Take a look at the pictures by Roger Cremers. The series, which won an award at the 2009 World Press Photo, is called Preserving Memory: Visitors at the Memorial and Museum Auschwitz-Birkenau, Poland, 30 April-4 May.
No, I will not be writing about how the ever-present cameras turn us into monsters. Or about consumerism versus culture.
What interests me here, to start with, is how we position ourselves in relation to the past.
What is given to us is not merely a luggage - a heritage that is like an object. It is an ever-eroding landscape. And each person has her own map she may or may not use to rebuild it, or rather, to build herself into it.
Watch these bodies. These figures. Watch how they open a dialogue they are not aware of.
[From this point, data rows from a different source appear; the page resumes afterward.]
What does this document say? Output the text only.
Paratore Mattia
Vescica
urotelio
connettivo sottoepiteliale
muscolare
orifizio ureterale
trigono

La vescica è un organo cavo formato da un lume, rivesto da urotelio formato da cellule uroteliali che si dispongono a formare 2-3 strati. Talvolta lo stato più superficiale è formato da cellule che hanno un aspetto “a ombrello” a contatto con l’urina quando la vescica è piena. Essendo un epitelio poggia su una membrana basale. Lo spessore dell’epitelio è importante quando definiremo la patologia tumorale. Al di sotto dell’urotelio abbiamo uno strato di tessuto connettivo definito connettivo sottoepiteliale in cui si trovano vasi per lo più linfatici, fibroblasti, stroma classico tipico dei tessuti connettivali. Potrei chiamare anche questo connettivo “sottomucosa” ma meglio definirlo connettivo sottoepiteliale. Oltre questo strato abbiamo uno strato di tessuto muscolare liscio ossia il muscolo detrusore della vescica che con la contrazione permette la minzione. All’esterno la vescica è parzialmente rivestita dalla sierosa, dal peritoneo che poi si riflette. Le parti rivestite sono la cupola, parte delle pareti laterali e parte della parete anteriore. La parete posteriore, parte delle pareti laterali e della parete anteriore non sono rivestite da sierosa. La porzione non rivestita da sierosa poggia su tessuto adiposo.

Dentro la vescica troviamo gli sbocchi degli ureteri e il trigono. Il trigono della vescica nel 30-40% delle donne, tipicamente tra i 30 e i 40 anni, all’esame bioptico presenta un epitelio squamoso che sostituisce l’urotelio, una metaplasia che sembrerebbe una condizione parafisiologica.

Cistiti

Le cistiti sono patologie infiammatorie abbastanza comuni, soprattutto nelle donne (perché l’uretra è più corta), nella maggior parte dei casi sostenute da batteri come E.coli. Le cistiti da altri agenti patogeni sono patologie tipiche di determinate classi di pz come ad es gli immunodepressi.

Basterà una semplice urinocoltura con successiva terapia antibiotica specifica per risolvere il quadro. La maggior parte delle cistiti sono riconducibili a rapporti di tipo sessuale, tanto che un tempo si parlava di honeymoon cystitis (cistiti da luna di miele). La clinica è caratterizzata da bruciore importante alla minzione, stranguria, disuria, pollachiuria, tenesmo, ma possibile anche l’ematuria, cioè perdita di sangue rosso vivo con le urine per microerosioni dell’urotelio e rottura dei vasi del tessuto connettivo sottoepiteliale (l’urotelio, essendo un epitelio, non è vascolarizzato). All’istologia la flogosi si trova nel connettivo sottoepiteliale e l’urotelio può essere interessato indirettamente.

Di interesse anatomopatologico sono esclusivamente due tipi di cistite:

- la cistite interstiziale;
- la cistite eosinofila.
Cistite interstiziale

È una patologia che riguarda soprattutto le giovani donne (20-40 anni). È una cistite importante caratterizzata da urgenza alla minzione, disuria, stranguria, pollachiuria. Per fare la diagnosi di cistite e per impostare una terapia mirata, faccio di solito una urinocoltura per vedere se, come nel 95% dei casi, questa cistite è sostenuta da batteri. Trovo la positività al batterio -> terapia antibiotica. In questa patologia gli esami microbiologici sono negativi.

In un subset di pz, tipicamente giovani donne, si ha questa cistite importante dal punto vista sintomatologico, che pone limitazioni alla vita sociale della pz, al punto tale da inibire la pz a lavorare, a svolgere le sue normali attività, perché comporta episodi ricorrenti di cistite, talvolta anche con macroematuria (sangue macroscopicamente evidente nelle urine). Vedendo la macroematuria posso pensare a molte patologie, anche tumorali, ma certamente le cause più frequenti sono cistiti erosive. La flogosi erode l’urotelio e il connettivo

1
Watch how they become, that's it, a sign.
Maybe the most dramatic is the last one, the young man lying on the ground, his hands close to his face. Forget his camera. Now, what do you see?
Or maybe the most dramatic is the first, black figure, that is watching birds through binoculars, or a plane, or he could almost be shouting a friendly greeting to someone standing on the roof... were it not the seemingly anonymous bricks behind him. Were it not our maps. And now, with your map, what do you see? Who is hitting him? Shooting?
Or rather, what is he, what are they protecting themselves against?
What makes a sign a sign?
When does it signify, lead to the signified? How does the arrow gain its shape? How is it born?
How much of these vectors is rooted in us so deeply, we spell it out with every word, unknowingly?
Take this much less spectacular project by William Boling, called Never Gone. Boling took photographs of the places in Atlanta where the Battle of Atlanta occurred in July 1864.
So what makes a sign a sign?
When does it signify, lead to the signified? How does the arrow gain its shape? How is it born?
How much of these vectors is rooted in us so deeply, we spell it out with every word, unknowingly?